The purpose of studying economics is not to acquire a set of ready-made answers to economic questions, but to learn how to avoid being deceived by economists.


Addendum: Tyler and Don Boudreaux skillfully discuss the heart of the issue: How concerned about inequality should we be?

Monday, January 22, 2007

Tolerance as a virtue

As Fr. Connor argued yesterday, that's the gospel according to Oprah, but it is not the Christian Gospel. Tolerance is not a Christian virtue.

Well, I checked up on this, and he's right, there is no obvious way to construe any of the seven virtues as tolerance. By the way, this sort of thing is news to me, since I was not raised Catholic, and spent most of my formal education in public schools. I have an excellent grasp of "current affairs" and "Alabama history", but no real idea what the hell moral philosophy is.

What I've learned is from economists like Deirdre McCloskey, who argues in her new book that economists have for too long focused on prudence, and ignored the other six virtues: temperance, courage, justice, love, hope, and faith. This derives from the grand daddy himself, Adam Smith, whose most influential book, "The Wealth of Nations", deals primarily with prudence. His other book, "Theory of Moral Sentiments", deals with temperance. She argues he intended to write a book about justice as well, but died before he could. P. J. O'Rourke, in his new book, argues that Adam Smith instead lost the nerve, after realizing that his policy prescriptions at the end of "The Wealth of Nations" were rediculous.

Fr. Connor further argued that our national obsession with tolerance derives from the Civil War, in which more Americans died than in all our other wars combined. I've always found political correctness objectionable, but never wondered really where it came from. My experience in Europe tells me Fr. Connor is at least right about the facts: we are different. In Europe, you can call a spade a spade. Of course, this is also means you can call an immigrant all sorts of horrible things. But I don't think European zenophobia and racism derives from this liberty. Rather it comes from homogeneity, and specifically a lack of interaction with immigrants.

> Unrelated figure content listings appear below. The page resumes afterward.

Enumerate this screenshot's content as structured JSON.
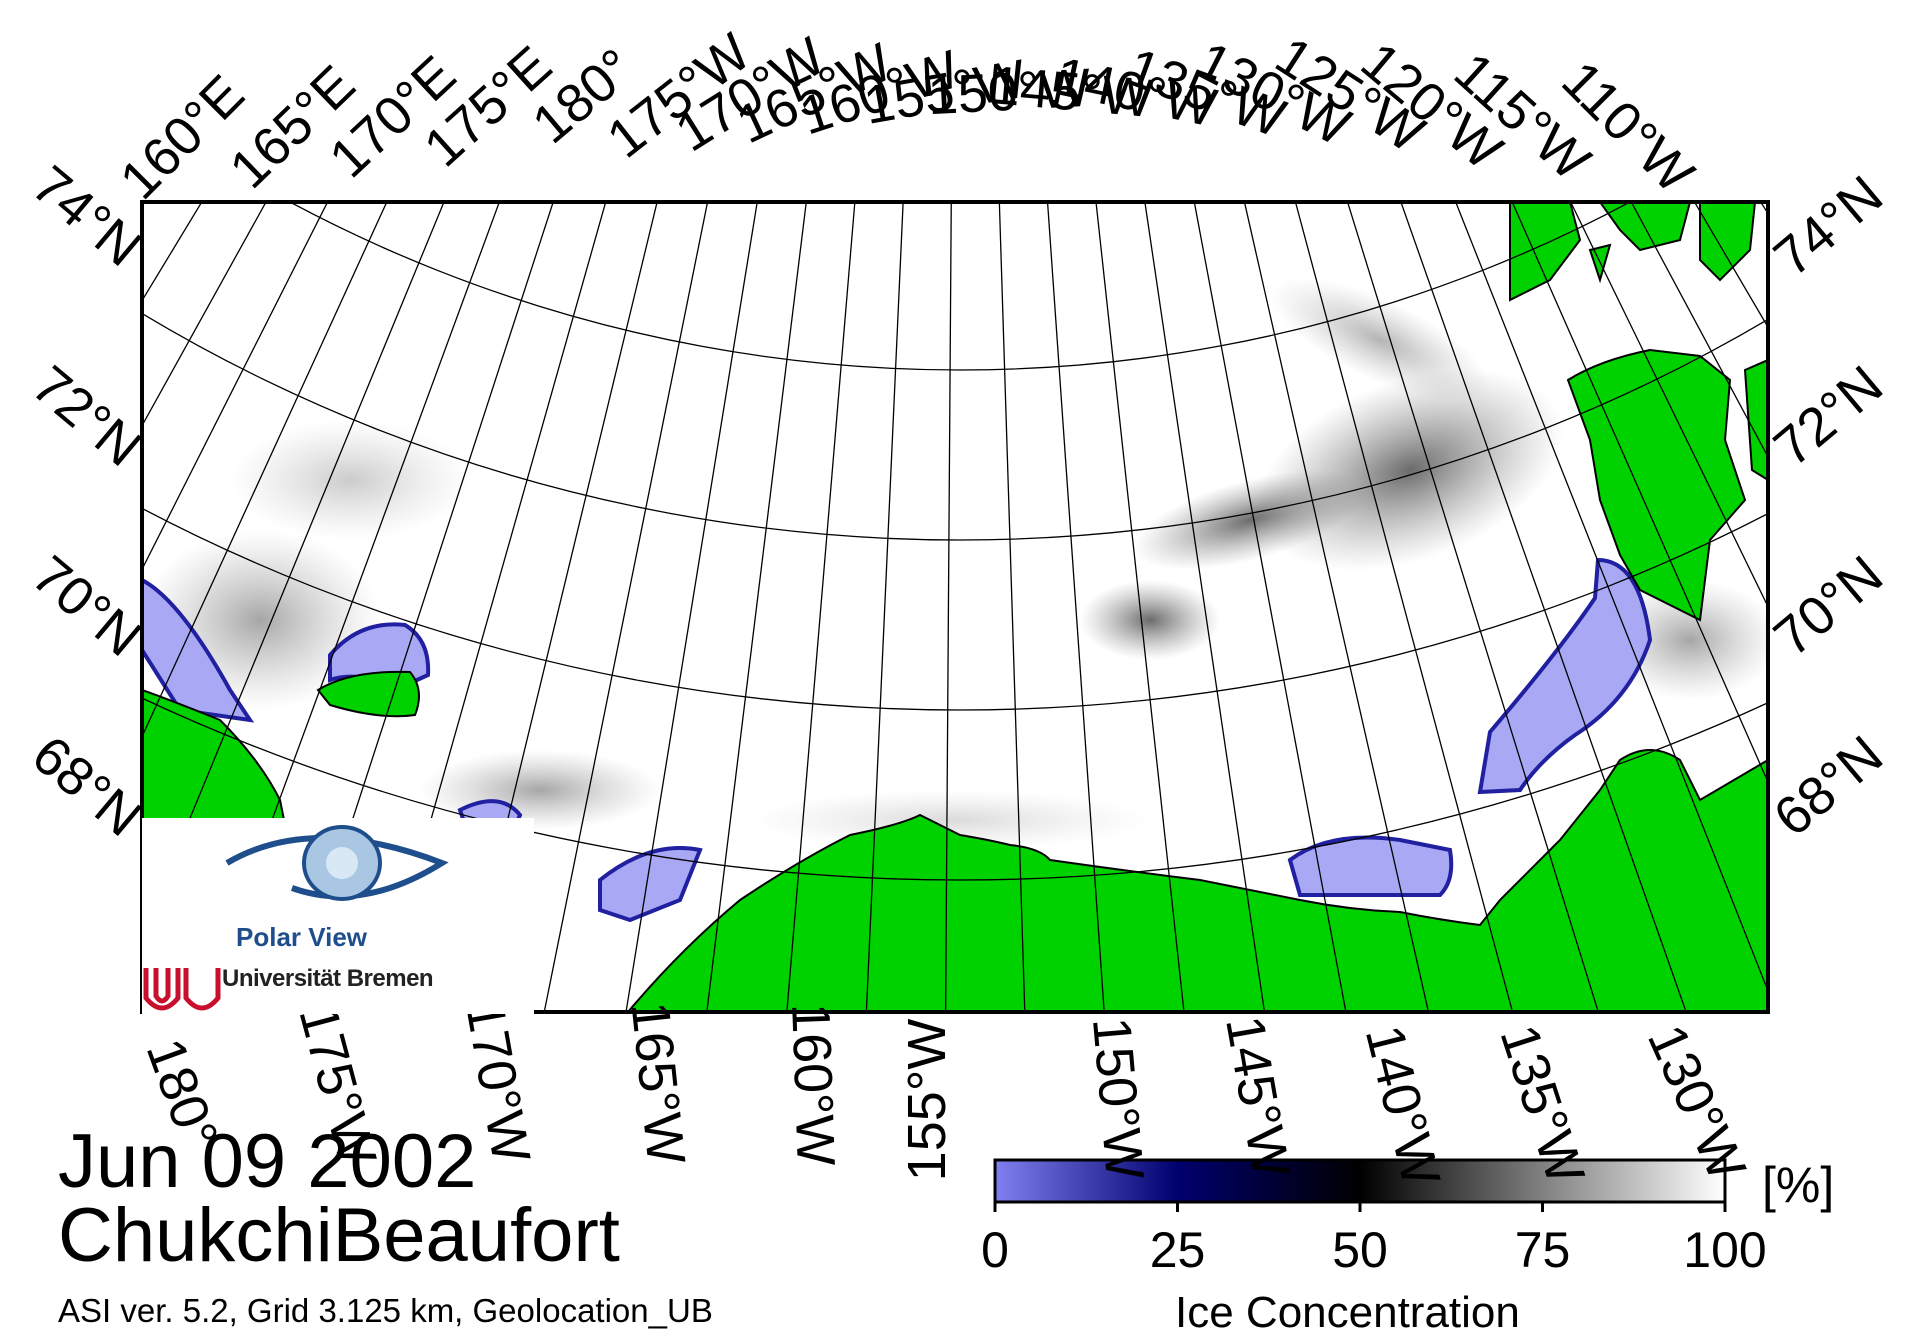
{
  "map": {
    "date": "Jun 09 2002",
    "region": "ChukchiBeaufort",
    "info": "ASI ver. 5.2,  Grid 3.125 km, Geolocation_UB",
    "top_lon_labels": [
      "160°E",
      "165°E",
      "170°E",
      "175°E",
      "180°",
      "175°W",
      "170°W",
      "165°W",
      "160°W",
      "155°W",
      "150°W",
      "145°W",
      "140°W",
      "135°W",
      "130°W",
      "125°W",
      "120°W",
      "115°W",
      "110°W"
    ],
    "bottom_lon_labels": [
      "180°",
      "175°W",
      "170°W",
      "165°W",
      "160°W",
      "155°W",
      "150°W",
      "145°W",
      "140°W",
      "135°W",
      "130°W"
    ],
    "left_lat_labels": [
      "74°N",
      "72°N",
      "70°N",
      "68°N"
    ],
    "right_lat_labels": [
      "74°N",
      "72°N",
      "70°N",
      "68°N"
    ],
    "land_color": "#00d200",
    "ocean_color": "#ffffff",
    "low_ice_color": "#a8a8f5"
  },
  "colorbar": {
    "label": "Ice Concentration",
    "unit": "[%]",
    "ticks": [
      "0",
      "25",
      "50",
      "75",
      "100"
    ],
    "range": [
      0,
      100
    ],
    "stops": [
      "#8080f0",
      "#00006e",
      "#000000",
      "#808080",
      "#ffffff"
    ]
  },
  "logo": {
    "title": "Polar View",
    "institution": "Universität Bremen"
  }
}
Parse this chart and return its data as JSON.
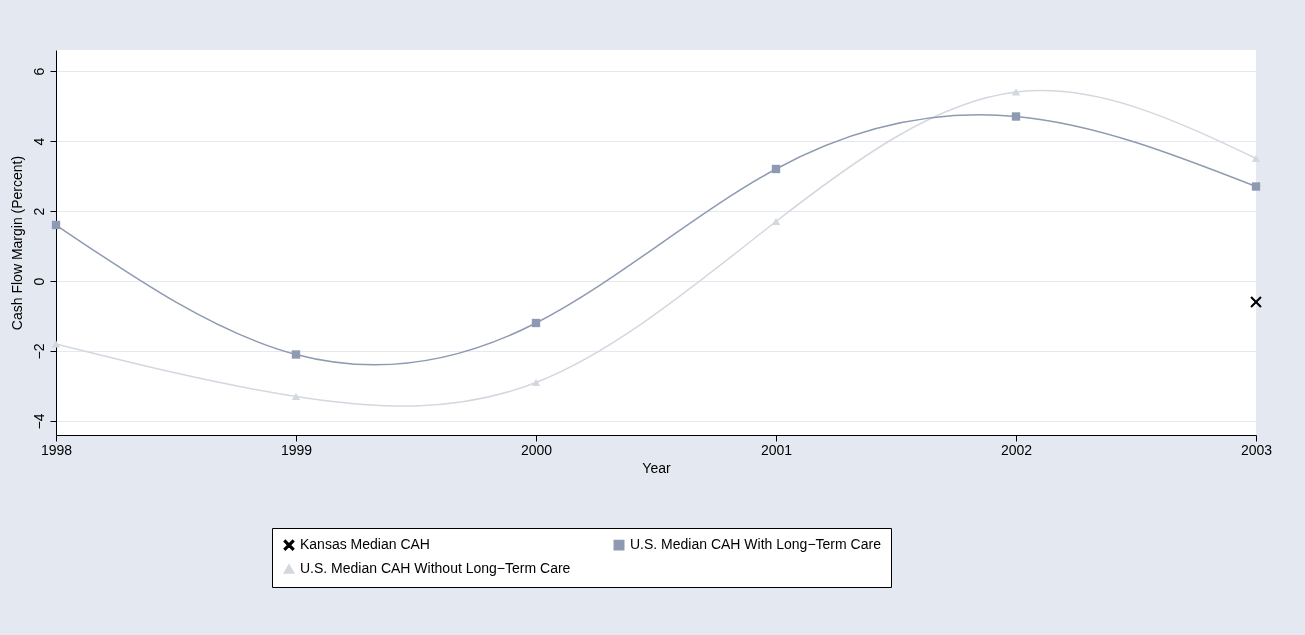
{
  "chart_data": {
    "type": "line",
    "xlabel": "Year",
    "ylabel": "Cash Flow Margin  (Percent)",
    "x": [
      1998,
      1999,
      2000,
      2001,
      2002,
      2003
    ],
    "xlim": [
      1998,
      2003
    ],
    "xticks": [
      1998,
      1999,
      2000,
      2001,
      2002,
      2003
    ],
    "ylim": [
      -4.4,
      6.6
    ],
    "yticks": [
      -4,
      -2,
      0,
      2,
      4,
      6
    ],
    "grid": "y",
    "legend": "bottom",
    "series": [
      {
        "name": "Kansas Median CAH",
        "type": "scatter",
        "marker": "cross",
        "color": "#000000",
        "x": [
          2003
        ],
        "values": [
          -0.6
        ]
      },
      {
        "name": "U.S. Median CAH Without Long−Term Care",
        "type": "line",
        "marker": "triangle",
        "color": "#d3d7e0",
        "values": [
          -1.8,
          -3.3,
          -2.9,
          1.7,
          5.4,
          3.5
        ]
      },
      {
        "name": "U.S. Median CAH With Long−Term Care",
        "type": "line",
        "marker": "square",
        "color": "#8e9ab2",
        "values": [
          1.6,
          -2.1,
          -1.2,
          3.2,
          4.7,
          2.7
        ]
      }
    ]
  }
}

The same can be seen in the American South, where very little immigration in the last 200 years has produced a relatively homogeneous culture. No doubt, the South is a richly colorful place, and quite unique and interesting when compared to, say, the Midwest. But that's living off the past. Today it is marked more by intolerance. Nothing a few million Mexicans can't fix.

Addendum: Turns out immigration is more complicated than I thought.